Within 20 seconds, Electric Scythe rocks, rules, pays homage to many of the greats of the past century of the AC/DC variety and proclaims itself as a a bewilderingly self-assured self-knowing album.

Denver’s Flahoola of course are no newbies. The confidence they exude speaks of tried-and-tested veterans of the live rock’n’metal circuit of the US of A, where crowds are both eager to support and way harder to impress. This comes through in the technical prowess of guitarist Cole Helman, torchbearer of that great American tradition of killer solos, and the album’s cohesiveness as a whole. The band is of one mind, one vision, and that vision is a boiling cauldron of mosh pits and crowd surfers.

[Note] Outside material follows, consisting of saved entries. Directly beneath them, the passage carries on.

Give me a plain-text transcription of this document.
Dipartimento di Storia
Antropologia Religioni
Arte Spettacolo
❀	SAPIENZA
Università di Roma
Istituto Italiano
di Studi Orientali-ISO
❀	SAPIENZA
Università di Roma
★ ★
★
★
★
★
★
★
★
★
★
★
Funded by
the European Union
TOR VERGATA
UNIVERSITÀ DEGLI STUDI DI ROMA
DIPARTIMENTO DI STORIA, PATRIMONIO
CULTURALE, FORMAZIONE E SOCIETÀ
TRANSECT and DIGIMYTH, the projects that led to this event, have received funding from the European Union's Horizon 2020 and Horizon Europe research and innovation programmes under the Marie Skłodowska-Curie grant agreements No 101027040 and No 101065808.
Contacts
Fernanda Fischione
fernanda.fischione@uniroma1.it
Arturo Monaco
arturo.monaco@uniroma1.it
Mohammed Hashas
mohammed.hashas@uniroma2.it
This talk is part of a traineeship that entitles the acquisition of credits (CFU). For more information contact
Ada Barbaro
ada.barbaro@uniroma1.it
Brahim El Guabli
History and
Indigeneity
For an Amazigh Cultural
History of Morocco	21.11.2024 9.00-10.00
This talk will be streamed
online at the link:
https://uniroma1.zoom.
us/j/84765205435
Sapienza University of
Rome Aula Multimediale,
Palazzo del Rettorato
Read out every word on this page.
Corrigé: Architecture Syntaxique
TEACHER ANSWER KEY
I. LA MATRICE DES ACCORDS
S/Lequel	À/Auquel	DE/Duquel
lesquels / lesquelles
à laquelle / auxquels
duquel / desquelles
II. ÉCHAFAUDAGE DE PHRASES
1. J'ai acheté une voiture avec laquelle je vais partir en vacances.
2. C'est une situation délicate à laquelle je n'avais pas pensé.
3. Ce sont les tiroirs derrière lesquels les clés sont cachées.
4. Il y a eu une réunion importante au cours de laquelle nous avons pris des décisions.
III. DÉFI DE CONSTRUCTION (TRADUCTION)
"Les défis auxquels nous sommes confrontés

Take “Cosmo Dust”, with its main riff reminiscent of Clutch’s best album, Blast Tyrant. You can practically hear the crowd jump in unison. Or better yet, take “Exhume”, my favourite piece coming in just before the halfway mark. It goes so heavy – on the knees, on the corners of a mouth, on any neck unwise enough to headbang to it. If we stick with cinematic imagery, this is the slow pre-battle montage song, where our techy sidekick reveals the sickest fastest sexiest motorcycle ever built to kick up dust in perfectly spun circles.

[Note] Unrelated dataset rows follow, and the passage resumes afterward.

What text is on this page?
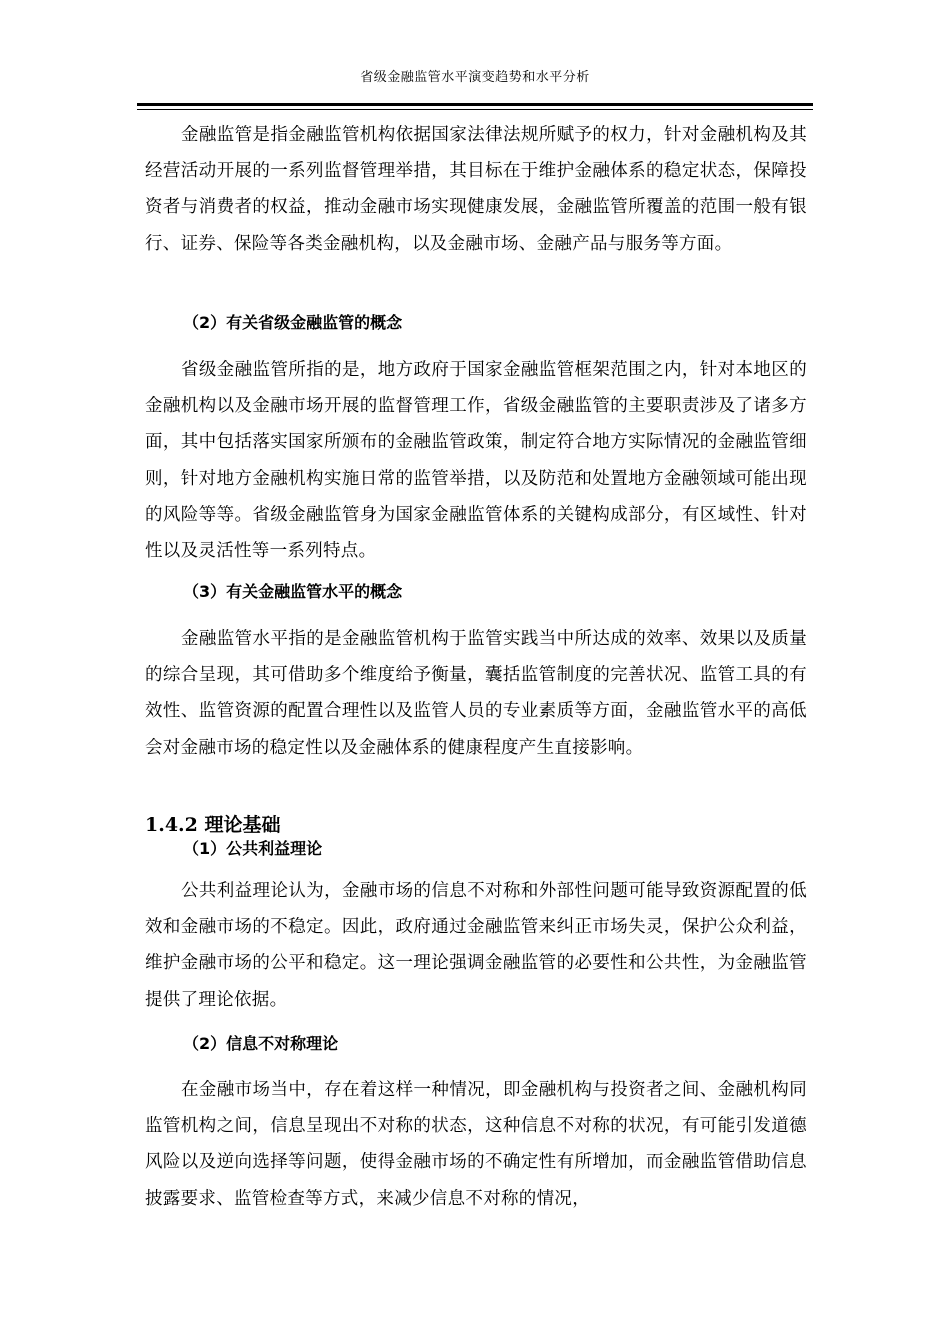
省级金融监管水平演变趋势和水平分析

金融监管是指金融监管机构依据国家法律法规所赋予的权力，针对金融机构及其经营活动开展的一系列监督管理举措，其目标在于维护金融体系的稳定状态，保障投资者与消费者的权益，推动金融市场实现健康发展，金融监管所覆盖的范围一般有银行、证券、保险等各类金融机构，以及金融市场、金融产品与服务等方面。

（2）有关省级金融监管的概念

省级金融监管所指的是，地方政府于国家金融监管框架范围之内，针对本地区的金融机构以及金融市场开展的监督管理工作，省级金融监管的主要职责涉及了诸多方面，其中包括落实国家所颁布的金融监管政策，制定符合地方实际情况的金融监管细则，针对地方金融机构实施日常的监管举措，以及防范和处置地方金融领域可能出现的风险等等。省级金融监管身为国家金融监管体系的关键构成部分，有区域性、针对性以及灵活性等一系列特点。

（3）有关金融监管水平的概念

金融监管水平指的是金融监管机构于监管实践当中所达成的效率、效果以及质量的综合呈现，其可借助多个维度给予衡量，囊括监管制度的完善状况、监管工具的有效性、监管资源的配置合理性以及监管人员的专业素质等方面，金融监管水平的高低会对金融市场的稳定性以及金融体系的健康程度产生直接影响。

1.4.2 理论基础

（1）公共利益理论

公共利益理论认为，金融市场的信息不对称和外部性问题可能导致资源配置的低效和金融市场的不稳定。因此，政府通过金融监管来纠正市场失灵，保护公众利益，维护金融市场的公平和稳定。这一理论强调金融监管的必要性和公共性，为金融监管提供了理论依据。

（2）信息不对称理论

在金融市场当中，存在着这样一种情况，即金融机构与投资者之间、金融机构同监管机构之间，信息呈现出不对称的状态，这种信息不对称的状况，有可能引发道德风险以及逆向选择等问题，使得金融市场的不确定性有所增加，而金融监管借助信息披露要求、监管检查等方式，来减少信息不对称的情况，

High adrenaline cinema à la Hot Fuzz is where you’d hear Flahoola on the soundtrack. Their lyrics speak of cocaine-loving aliens, of gods arming themselves for war, of anxiety and thrill-seeking, of “demon eyes blazing through” (see, I told you this is a boss fight). We’re given small pockets of reflection on “Town of Bodie”, which also grants Jaydon Kershner on drums a moment to breathe between tight grooves and explosive climaxes, but then you have the devilishly punk instrumental interlude “Ripper” going 100mph. It’s chockfull of riffs and Flahoola respect the riff.

You can hear its essential alchemical heart: Electric Scythe was tracked live. Just like sea shanties cannot and should not be recorded voice by voice, music crackling with such intense octarine glow can only come to life in that magic circle of people listening intently to one another and hyping each other up. Recorded and mixed by Chris Beeble at The Blasting Room, the band also had the benefit of Grammy-award winner Jason Livermore on mastering. All that experience shines through: the heaviness slams, the voice fills, it’s crisp, big and hits just as good in headphones (when you need a pick-me-up) as it does cranked into loudspeakers (when the hermetic gremlin tucked deep in your inner ear needs a pick-me-up).

With a sound as big as the Rocky Mountains and just as sharply tuned, Electric Scythe is so effortless an electrifying debut, Flahoola seem to have casually found lightning in their pockets.